Experimenting! We did a lot of trial shooting, working and reworking on them. We have done a lot of homework to make sure our wrestling comes out top class. Not only authentic, as I said, but extremely engaging as well. I was extremely relieved when I finally saw the cut and it was okay. Mission has been accomplished…
Wrestling might be a very engaging sport in itself, but it is not necessary that all moviegoers will find the sport enthralling… Did you have to take that into consideration?
You are absolutely right: it is the most difficult part when you are writing the screenplay. You know you are writing something which might be alienating some people, but if people buy into your character, what motivates the character… if people fall in love with the character you create, they would love to be a part of their journey no matter how familiar or unfamiliar it might be.
That is the writer’s job; we invested a lot a time in the script. All the work on the back-stories, the character graphs, has worked in favour of the film. Dangal is not just wrestling, it is a lot more. You have to feel the film along.
What when you are dealing with a novice and a star in the same frame?
The trick is to win the confidence of the novice. We need to see to their comfort. Even celebrated actors panic in front of legendary actors because of the aura that comes along with the legends. So it is best to hold a lot of rehearsals and break the barriers there itself. Mostly people come with a lot of perceptions about the bigger star. Once you start rehearsing with them, doing your dialogues, you realise they are as human as you are… All the barriers are broken and all you are left with are characters of the film – no star and no novice!
When you look back at the making of Dangal, what would be the highlights for you?
…Speaking to Mahavir Singh, Geeta and Babita, the coaches.
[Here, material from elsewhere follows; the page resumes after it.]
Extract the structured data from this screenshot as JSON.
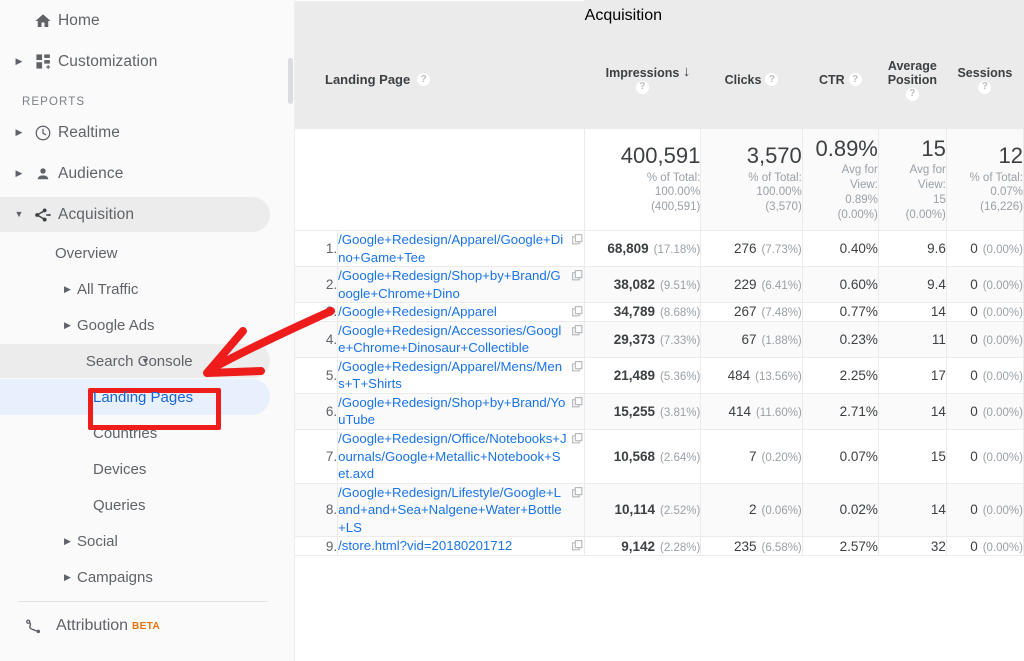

Though that was the basic structure of the film, I would always remember the kind of research that went into it. We invested so much time in understanding and familiarising ourselves with wrestling. Not just mud-wrestling but the proper international tournaments match-wrestling. The rules are completely different for each of them so we had to familiarise ourselves with both forms of it. We also needed to understand the psyche of the wrestler… If you don’t understand the psyche of the wrestler you will not be able to live that character.